The movement of goods, labour, capital and services across the region has become increasingly seamless, thanks to the signing and operationalization of the Common Market Protocol.

Customs duties and other charges of equivalent effect imposed on imports have been eliminated, while a common external tariff in respect of all goods imported into the partner states from foreign countries has been established. Thanks to the signing and implementation of the Custom Union Protocol.

All these moves have accelerated production within the region and liberalised intra-regional trade. Domestic, cross-border and foreign investment in the community has been enhanced, too. Economic development and diversification in industrialization have benefited.

The single tourist visa, which allows cross-border movement of tourists in Kenya, Uganda and Rwanda, has boosted the tourism sector. This is a sector that has faced numerous challenges in the recent past, and nearly collapsed due to the threat of terrorism. Hopefully, Tanzania and Burundi will soon join the single tourist visa regime.

In education, harmonisation efforts at higher levels of learning have opened up university education. Students can pursue courses of their choice from any of the accredited universities in the region.

These accrued benefits should be made known to all persons of all walks of life regardless of age, sexual orientation, geographical location or educational level. The youth should be brought on board and made to feel a part of the process of uniting East Africans.

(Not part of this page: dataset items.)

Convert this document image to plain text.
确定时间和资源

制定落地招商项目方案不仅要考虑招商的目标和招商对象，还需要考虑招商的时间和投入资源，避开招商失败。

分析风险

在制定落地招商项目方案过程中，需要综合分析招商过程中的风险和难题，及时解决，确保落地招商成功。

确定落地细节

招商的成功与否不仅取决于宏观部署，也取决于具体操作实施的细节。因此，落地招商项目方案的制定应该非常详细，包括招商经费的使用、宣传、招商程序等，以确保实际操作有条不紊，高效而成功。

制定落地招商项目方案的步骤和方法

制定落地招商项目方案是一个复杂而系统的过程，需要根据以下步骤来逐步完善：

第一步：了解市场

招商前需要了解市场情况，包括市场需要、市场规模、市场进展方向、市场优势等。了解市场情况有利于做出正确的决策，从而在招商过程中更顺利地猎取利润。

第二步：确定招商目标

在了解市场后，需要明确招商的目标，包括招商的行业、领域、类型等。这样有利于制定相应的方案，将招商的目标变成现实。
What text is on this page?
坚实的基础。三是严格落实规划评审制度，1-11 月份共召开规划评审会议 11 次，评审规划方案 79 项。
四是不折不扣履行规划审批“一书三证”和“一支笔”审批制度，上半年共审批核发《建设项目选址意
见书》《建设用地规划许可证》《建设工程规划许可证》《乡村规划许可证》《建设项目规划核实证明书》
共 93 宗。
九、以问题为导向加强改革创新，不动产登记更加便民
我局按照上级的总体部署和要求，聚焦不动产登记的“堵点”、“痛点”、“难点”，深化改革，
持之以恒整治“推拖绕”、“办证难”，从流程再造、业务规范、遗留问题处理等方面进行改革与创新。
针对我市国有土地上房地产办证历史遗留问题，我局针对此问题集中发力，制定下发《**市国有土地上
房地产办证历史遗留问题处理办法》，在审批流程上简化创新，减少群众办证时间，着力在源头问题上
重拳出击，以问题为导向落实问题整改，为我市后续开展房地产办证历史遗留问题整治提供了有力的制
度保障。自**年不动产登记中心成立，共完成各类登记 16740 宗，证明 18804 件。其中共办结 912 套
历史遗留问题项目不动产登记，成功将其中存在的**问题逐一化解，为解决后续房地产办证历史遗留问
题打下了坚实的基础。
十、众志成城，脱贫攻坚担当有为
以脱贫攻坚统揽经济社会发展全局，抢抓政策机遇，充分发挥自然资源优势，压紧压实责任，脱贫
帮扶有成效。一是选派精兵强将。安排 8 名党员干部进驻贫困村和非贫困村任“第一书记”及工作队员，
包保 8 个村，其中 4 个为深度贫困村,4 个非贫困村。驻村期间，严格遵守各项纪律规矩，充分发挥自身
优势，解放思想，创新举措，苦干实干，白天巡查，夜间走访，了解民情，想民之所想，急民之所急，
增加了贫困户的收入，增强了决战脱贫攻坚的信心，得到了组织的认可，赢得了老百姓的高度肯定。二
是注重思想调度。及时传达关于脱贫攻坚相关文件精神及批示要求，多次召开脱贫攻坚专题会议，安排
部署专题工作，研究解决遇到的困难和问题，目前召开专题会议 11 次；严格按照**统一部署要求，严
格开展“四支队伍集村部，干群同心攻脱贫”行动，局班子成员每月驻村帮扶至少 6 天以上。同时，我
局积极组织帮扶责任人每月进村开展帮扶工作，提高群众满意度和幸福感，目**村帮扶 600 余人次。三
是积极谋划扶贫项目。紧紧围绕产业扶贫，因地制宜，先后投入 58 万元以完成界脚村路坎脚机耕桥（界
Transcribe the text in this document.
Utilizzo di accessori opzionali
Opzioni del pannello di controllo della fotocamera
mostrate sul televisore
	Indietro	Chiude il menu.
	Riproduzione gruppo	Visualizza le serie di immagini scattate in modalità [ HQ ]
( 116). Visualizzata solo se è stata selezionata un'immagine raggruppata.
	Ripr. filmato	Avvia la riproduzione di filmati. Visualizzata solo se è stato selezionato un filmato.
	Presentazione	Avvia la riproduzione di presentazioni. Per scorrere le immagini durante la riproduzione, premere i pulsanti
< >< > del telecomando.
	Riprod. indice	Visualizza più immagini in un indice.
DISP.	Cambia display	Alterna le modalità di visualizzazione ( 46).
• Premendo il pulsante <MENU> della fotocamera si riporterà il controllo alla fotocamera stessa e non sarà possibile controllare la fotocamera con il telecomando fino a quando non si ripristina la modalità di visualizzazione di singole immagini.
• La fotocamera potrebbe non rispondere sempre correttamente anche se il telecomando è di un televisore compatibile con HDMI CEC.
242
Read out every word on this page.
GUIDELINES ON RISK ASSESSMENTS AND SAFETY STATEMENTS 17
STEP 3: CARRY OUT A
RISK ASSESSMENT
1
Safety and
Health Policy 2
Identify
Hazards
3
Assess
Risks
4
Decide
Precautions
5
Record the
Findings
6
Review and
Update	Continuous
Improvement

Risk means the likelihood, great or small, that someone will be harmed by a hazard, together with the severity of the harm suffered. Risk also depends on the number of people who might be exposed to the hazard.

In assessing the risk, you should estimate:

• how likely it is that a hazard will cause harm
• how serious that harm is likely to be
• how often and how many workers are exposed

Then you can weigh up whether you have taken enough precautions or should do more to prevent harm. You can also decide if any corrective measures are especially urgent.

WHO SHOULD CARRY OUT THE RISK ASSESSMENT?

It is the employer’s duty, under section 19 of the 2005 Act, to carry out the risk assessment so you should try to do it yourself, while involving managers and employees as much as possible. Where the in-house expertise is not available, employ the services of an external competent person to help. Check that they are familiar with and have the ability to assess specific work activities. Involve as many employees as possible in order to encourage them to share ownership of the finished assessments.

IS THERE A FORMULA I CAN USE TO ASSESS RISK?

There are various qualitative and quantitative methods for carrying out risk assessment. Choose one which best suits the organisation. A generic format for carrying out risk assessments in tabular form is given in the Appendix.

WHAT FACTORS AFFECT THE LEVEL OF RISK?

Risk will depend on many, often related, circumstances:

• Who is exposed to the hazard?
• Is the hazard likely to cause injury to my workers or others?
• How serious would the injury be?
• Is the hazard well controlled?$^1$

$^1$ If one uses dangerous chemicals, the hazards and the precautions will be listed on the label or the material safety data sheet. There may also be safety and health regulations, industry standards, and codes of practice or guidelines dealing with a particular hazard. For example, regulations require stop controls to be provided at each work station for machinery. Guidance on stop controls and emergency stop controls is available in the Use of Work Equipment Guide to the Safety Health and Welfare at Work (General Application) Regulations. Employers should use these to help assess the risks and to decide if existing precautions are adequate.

Women in business should also be educated on the benefits of regional integration and how to take advantage of these so as to boost their businesses. Many of them, sadly, are still in the dark.

But despite all the gains that integration has brought, huge challenges that need urgent attention remain.

The non-tariff barriers that are hurting cross-border trade must be dealt with. Regional leaders should be sincere while dealing with this vice. It is hypocritical to play some cards while hiding others below the table.

It is unfortunate that the face of NTBs keeps changing with time. As some are eliminated, others evolve and mushroom. This is seriously hurting the movement of goods, capital, labour and services across the five partner states. National and regional legal structures should be put in place to monitor and curb NTBs, with the public and private sectors being brought on board.

The lack of a Single Customs Territory, despite having the protocol in place, is a set-back whose resolution should be prioritised in the coming year. Special Economic Zones (SEZs) and Export Processing Zones (EPZs) that mainly exist on paper should be operationalized and their benefits made to assist surrounding communities.

The delayed adoption of the EAC Industrialisation Policy and Strategy, and the long overdue EAC Sanitary and Phytosanitary (SPS) Protocol, should also be prioritized in 2016.